Gamelic temperament, better known as slendric, tempers out the comma 1029/1024 = S7/S8 in the 2.3.7 subgroup, which splits the perfect fifth into three intervals of 8/7. It is one of the most accurate temperaments of its simplicity. While semaphore and archy equate each middle interval of each triplet with either the major or the minor, gamelic makes it a true "neutral" intermediate between them.

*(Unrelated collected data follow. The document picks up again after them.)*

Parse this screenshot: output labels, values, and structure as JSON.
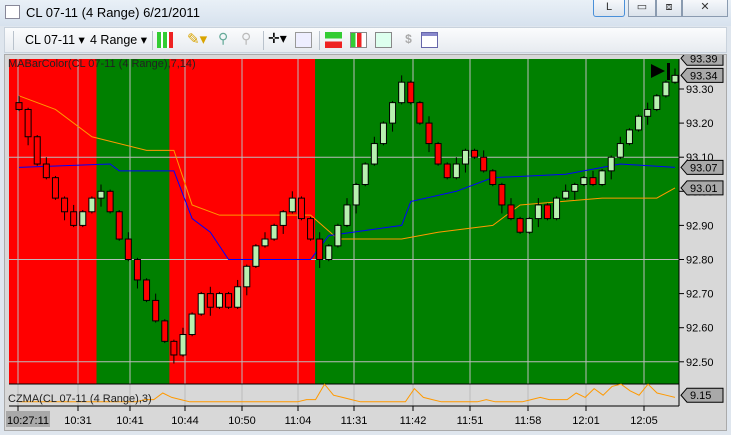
{
  "window": {
    "title": "CL 07-11 (4 Range)  6/21/2011",
    "buttons": {
      "L": "L"
    }
  },
  "toolbar": {
    "instrument": "CL 07-11",
    "period": "4 Range"
  },
  "chart": {
    "indicator_label": "MABarColor(CL 07-11 (4 Range),7,14)",
    "sub_label": "CZMA(CL 07-11 (4 Range),3)",
    "colors": {
      "red": "#ff0000",
      "green": "#008000",
      "up": "#b8f0b0",
      "down": "#ff0000",
      "blue": "#0000ff",
      "orange": "#ff9900"
    },
    "price_ticks": [
      "93.30",
      "93.20",
      "93.10",
      "93.00",
      "92.90",
      "92.80",
      "92.70",
      "92.60",
      "92.50"
    ],
    "price_tick_values": [
      93.3,
      93.2,
      93.1,
      93.0,
      92.9,
      92.8,
      92.7,
      92.6,
      92.5
    ],
    "price_markers": [
      {
        "label": "93.39",
        "value": 93.39
      },
      {
        "label": "93.34",
        "value": 93.34
      },
      {
        "label": "93.07",
        "value": 93.07
      },
      {
        "label": "93.01",
        "value": 93.01
      }
    ],
    "sub_marker": "9.15",
    "time_labels": [
      "10:27:11",
      "10:31",
      "10:41",
      "10:44",
      "10:50",
      "11:04",
      "11:31",
      "11:42",
      "11:51",
      "11:58",
      "12:01",
      "12:05"
    ],
    "regions": [
      {
        "color": "red",
        "from": 0,
        "to": 9
      },
      {
        "color": "green",
        "from": 9,
        "to": 17
      },
      {
        "color": "red",
        "from": 17,
        "to": 33
      },
      {
        "color": "green",
        "from": 33,
        "to": 73
      }
    ],
    "closes": [
      93.24,
      93.16,
      93.08,
      93.04,
      92.98,
      92.94,
      92.9,
      92.94,
      92.98,
      93.0,
      92.94,
      92.86,
      92.8,
      92.74,
      92.68,
      92.62,
      92.56,
      92.52,
      92.58,
      92.64,
      92.7,
      92.66,
      92.7,
      92.66,
      92.72,
      92.78,
      92.84,
      92.86,
      92.9,
      92.94,
      92.98,
      92.92,
      92.86,
      92.8,
      92.84,
      92.9,
      92.96,
      93.02,
      93.08,
      93.14,
      93.2,
      93.26,
      93.32,
      93.26,
      93.2,
      93.14,
      93.08,
      93.04,
      93.08,
      93.12,
      93.1,
      93.06,
      93.02,
      92.96,
      92.92,
      92.88,
      92.92,
      92.96,
      92.92,
      92.98,
      93.0,
      93.02,
      93.04,
      93.02,
      93.06,
      93.1,
      93.14,
      93.18,
      93.22,
      93.24,
      93.28,
      93.32,
      93.34
    ],
    "blue_line": [
      [
        0,
        93.07
      ],
      [
        10,
        93.08
      ],
      [
        11,
        93.06
      ],
      [
        17,
        93.06
      ],
      [
        19,
        92.92
      ],
      [
        21,
        92.88
      ],
      [
        23,
        92.8
      ],
      [
        32,
        92.8
      ],
      [
        34,
        92.87
      ],
      [
        42,
        92.9
      ],
      [
        43,
        92.97
      ],
      [
        48,
        93.0
      ],
      [
        52,
        93.04
      ],
      [
        60,
        93.05
      ],
      [
        66,
        93.08
      ],
      [
        72,
        93.07
      ]
    ],
    "orange_line": [
      [
        0,
        93.28
      ],
      [
        4,
        93.24
      ],
      [
        8,
        93.16
      ],
      [
        14,
        93.12
      ],
      [
        17,
        93.12
      ],
      [
        19,
        92.96
      ],
      [
        22,
        92.93
      ],
      [
        32,
        92.93
      ],
      [
        35,
        92.86
      ],
      [
        42,
        92.86
      ],
      [
        46,
        92.88
      ],
      [
        52,
        92.9
      ],
      [
        55,
        92.96
      ],
      [
        64,
        92.98
      ],
      [
        70,
        92.98
      ],
      [
        72,
        93.01
      ]
    ],
    "sub_series": [
      1,
      1,
      1,
      1,
      1,
      1,
      1,
      1,
      1,
      1,
      1,
      1,
      1,
      1,
      2,
      2,
      5,
      3,
      2,
      1,
      1,
      1,
      1,
      1,
      1,
      1,
      1,
      1,
      1,
      1,
      1,
      1,
      2,
      2,
      9,
      4,
      3,
      2,
      1,
      1,
      1,
      1,
      1,
      1,
      7,
      3,
      2,
      1,
      1,
      1,
      1,
      1,
      2,
      1,
      1,
      1,
      1,
      2,
      3,
      2,
      2,
      2,
      5,
      3,
      7,
      4,
      8,
      9,
      6,
      4,
      9,
      5,
      4,
      3
    ]
  }
}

The DKW (2.3.7) optimum tuning states ~3/2 is tuned to 699.126c, and therefore ~8/7 to 233.042c; a chart of mistunings of simple intervals is below.

Gamelic (1029/1024)
Interval Just tuning Tunings*
Optimal tuning Deviation
9/8 203.910 198.253 -5.657
8/7 231.174 233.042 +1.868
7/6 266.871 267.831 +0.960
9/7 435.084 431.295 -3.789
21/16 470.781 466.084 -4.697
4/3 498.045 500.874 +2.829
3/2 701.955 699.126 -2.829
32/21 729.219 733.916 +4.697
14/9 764.916 768.705 +3.789
12/7 933.129 932.169 -0.960
7/4 968.826 966.958 -1.868
16/9 996.090 1001.747 +5.657

* In 2.3.7-targeted DKW tuning

Music

Michael Harrison
  • From Ancient Worlds (for harmonic piano), 1992
  • Revelation: Music in Pure Intonation, 2007
La Monte Young
  • The Well-Tuned Piano, 1974

Notes

  1. Sometimes incorrectly named 2.3.7-limit or 2.3.7-prime limit; a prime limit is a subgroup spanned by all primes up to a given prime, and "limit" used alone usually implies prime limit.